Federal Reserve Printed as Much Money This Month as Bitcoin’s Market Cap

The Federal Reserve’s recent actions have many Bitcoin proponents warning that the next financial crisis could be arriving sooner. Over the past month alone, the U.S. has increased the money supply by an amount greater than Bitcoin’s entire market capitalization.

With roughly $210 billion injected into the economy recently, the Fed is attempting to sustain current economic momentum. This strategy—known as quantitative easing (QE)—involves purchasing government bonds to lower interest rates and stimulate economic activity.

Quantitative easing runs counter to Bitcoin’s core principles. The creation of additional fiat money was explicitly referenced in Bitcoin’s earliest messaging, highlighting a fundamental contrast between inflationary central-bank policies and Bitcoin’s capped supply.

An expanding Federal Reserve balance sheet implies greater instability for the U.S. dollar. The Fed’s balance sheet sits near $3.77 trillion today, and some projections place it rising above $4.5 trillion within the next five years—an approach that many critics say only delays an inevitable adjustment.

Preserving the Status Quo

By propping up markets and financial institutions, central-bank interventions can actually deepen underlying problems. For many investors, assets like gold, Bitcoin, and other cryptocurrencies are attractive as hedges against fiat currency because they aren’t inherently inflationary and don’t require constant monetary expansion to retain value.

As former Bank of England governor Mervyn King warned:

“By sticking to the new orthodoxy of monetary policy and pretending that we have made the banking system safe, we are sleepwalking towards that crisis.”

That contrast becomes particularly stark as Bitcoin mining approaches a notable milestone. This week, the cryptocurrency will reach a point where only three million tokens remain to be mined. The fixed or predictable supply of Bitcoin emphasizes its difference from fiat systems where supply can be increased, highlighting competition to acquire a scarce digital asset.
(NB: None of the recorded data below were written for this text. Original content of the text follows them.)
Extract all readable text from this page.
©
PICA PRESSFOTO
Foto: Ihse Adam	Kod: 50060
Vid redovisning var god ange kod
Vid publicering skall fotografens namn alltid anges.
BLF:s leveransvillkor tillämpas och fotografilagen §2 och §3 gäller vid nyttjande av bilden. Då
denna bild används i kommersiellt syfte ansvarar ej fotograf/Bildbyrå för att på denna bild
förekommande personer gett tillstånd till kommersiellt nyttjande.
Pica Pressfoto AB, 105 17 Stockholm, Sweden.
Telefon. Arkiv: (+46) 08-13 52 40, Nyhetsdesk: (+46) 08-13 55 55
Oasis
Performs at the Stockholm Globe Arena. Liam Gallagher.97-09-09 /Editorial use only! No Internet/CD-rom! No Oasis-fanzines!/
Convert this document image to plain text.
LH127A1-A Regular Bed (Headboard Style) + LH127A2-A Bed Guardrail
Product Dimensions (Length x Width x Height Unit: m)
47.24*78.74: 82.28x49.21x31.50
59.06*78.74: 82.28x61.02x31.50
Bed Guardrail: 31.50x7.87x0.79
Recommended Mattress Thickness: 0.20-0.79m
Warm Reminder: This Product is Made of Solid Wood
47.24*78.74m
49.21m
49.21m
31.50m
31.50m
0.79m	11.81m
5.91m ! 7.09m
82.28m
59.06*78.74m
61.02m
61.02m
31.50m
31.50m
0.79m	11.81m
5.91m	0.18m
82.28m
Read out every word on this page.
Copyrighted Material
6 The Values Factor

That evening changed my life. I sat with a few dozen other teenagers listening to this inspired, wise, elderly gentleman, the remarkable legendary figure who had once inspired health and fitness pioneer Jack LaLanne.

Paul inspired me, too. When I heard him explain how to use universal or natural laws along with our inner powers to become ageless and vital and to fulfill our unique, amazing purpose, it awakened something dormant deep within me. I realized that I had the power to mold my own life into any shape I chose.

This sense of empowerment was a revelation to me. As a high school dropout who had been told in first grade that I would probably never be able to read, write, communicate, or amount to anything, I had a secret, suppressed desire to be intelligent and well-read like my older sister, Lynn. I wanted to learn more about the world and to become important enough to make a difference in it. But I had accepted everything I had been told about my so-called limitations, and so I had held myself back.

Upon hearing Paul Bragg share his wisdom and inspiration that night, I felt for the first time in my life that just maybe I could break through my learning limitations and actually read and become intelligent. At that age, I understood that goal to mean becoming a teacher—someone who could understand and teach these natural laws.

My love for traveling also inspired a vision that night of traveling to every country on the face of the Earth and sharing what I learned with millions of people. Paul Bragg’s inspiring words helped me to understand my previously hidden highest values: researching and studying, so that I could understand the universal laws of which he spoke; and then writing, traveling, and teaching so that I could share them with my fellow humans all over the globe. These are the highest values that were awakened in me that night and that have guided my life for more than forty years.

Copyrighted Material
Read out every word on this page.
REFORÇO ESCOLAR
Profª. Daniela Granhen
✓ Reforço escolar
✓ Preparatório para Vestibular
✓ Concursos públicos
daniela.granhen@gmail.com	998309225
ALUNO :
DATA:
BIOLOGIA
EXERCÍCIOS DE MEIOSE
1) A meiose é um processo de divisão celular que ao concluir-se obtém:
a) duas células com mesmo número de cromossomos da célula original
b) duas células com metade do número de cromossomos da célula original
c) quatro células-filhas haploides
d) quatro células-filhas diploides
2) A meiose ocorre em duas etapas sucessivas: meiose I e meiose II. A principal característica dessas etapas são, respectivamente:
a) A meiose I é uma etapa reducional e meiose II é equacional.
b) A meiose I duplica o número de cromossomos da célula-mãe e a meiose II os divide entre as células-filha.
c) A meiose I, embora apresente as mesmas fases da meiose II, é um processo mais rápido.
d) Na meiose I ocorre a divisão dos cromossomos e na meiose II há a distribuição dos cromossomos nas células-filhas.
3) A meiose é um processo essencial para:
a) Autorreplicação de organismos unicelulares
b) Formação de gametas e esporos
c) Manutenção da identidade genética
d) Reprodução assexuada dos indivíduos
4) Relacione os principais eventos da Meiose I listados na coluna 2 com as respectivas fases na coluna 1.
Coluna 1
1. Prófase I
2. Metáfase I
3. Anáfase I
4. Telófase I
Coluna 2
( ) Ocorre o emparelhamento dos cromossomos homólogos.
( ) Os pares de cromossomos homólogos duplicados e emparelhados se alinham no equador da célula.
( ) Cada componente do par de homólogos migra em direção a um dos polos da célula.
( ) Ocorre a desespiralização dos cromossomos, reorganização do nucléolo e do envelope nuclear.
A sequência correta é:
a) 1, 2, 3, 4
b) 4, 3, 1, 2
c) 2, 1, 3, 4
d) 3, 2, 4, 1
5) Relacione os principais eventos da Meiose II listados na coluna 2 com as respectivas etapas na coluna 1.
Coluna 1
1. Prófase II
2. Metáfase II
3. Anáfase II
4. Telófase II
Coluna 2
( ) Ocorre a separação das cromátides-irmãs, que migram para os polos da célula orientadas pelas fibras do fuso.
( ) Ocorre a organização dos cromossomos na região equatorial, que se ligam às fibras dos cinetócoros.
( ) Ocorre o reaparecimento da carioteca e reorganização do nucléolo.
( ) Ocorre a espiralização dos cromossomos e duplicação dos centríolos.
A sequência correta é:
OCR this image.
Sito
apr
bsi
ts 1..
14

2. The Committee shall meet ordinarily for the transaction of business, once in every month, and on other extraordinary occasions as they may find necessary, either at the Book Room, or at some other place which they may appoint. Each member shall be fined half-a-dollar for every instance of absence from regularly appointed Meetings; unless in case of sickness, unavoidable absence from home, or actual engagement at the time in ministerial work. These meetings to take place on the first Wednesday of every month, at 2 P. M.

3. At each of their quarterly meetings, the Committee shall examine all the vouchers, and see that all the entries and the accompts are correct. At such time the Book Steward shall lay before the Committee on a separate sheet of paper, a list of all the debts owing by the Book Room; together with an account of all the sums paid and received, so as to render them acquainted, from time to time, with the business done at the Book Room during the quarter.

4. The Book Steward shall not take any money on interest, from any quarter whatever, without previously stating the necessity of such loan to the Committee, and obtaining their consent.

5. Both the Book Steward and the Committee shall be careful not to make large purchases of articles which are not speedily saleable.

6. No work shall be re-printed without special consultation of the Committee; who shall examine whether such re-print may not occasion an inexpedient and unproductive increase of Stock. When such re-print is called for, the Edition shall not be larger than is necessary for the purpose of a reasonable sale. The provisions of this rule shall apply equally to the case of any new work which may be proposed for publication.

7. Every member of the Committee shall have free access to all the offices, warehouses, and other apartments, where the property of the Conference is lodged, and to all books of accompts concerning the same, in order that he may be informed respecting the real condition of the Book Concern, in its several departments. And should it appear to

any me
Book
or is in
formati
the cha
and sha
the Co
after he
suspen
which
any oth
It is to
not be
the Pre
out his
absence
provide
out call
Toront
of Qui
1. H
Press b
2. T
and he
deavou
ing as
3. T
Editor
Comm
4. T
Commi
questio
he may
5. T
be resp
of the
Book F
Using Derivatives to Pop the Market

Another narrative concerns the role of derivatives in cooling Bitcoin’s rapid rise at the end of 2017. Some observers claim that the introduction of Bitcoin futures and other derivative instruments enabled short positions that helped deflate the speculative excesses of that period. Former CFTC Chairman Christopher Giancarlo has suggested that these tools allowed market participants to take positions opposite to outright believers, bringing more balance to price discovery.

In an interview discussing the period, he noted:

“One of the untold stories of the past few years is that the CFTC, the Treasury, the SEC and the [National Economic Council] director at the time, Gary Cohn, believed that the launch of bitcoin futures would have the impact of popping the bitcoin bubble. And it worked.”

Using derivatives to reduce speculative bubbles can be viewed as interventionist, yet proponents argue it prevents more catastrophic collapses by introducing corrections and liquidity. The Federal Reserve’s expansive policy, by contrast, can sustain bubbles in fiat assets for longer while potentially increasing systemic risk. That contrast raises a broader question: why do policymakers and the public often scrutinize bubbles in Bitcoin more heavily than comparable excesses in fiat markets?

Ultimately, the debate highlights divergent responses to financial instability: one favors controlled market mechanisms and tools like derivatives to allow correction, while the other relies on central-bank support to maintain stability—sometimes at the cost of deferring larger issues. As monetary policy and digital assets evolve, the tension between these approaches will continue to shape investor behavior and economic outcomes.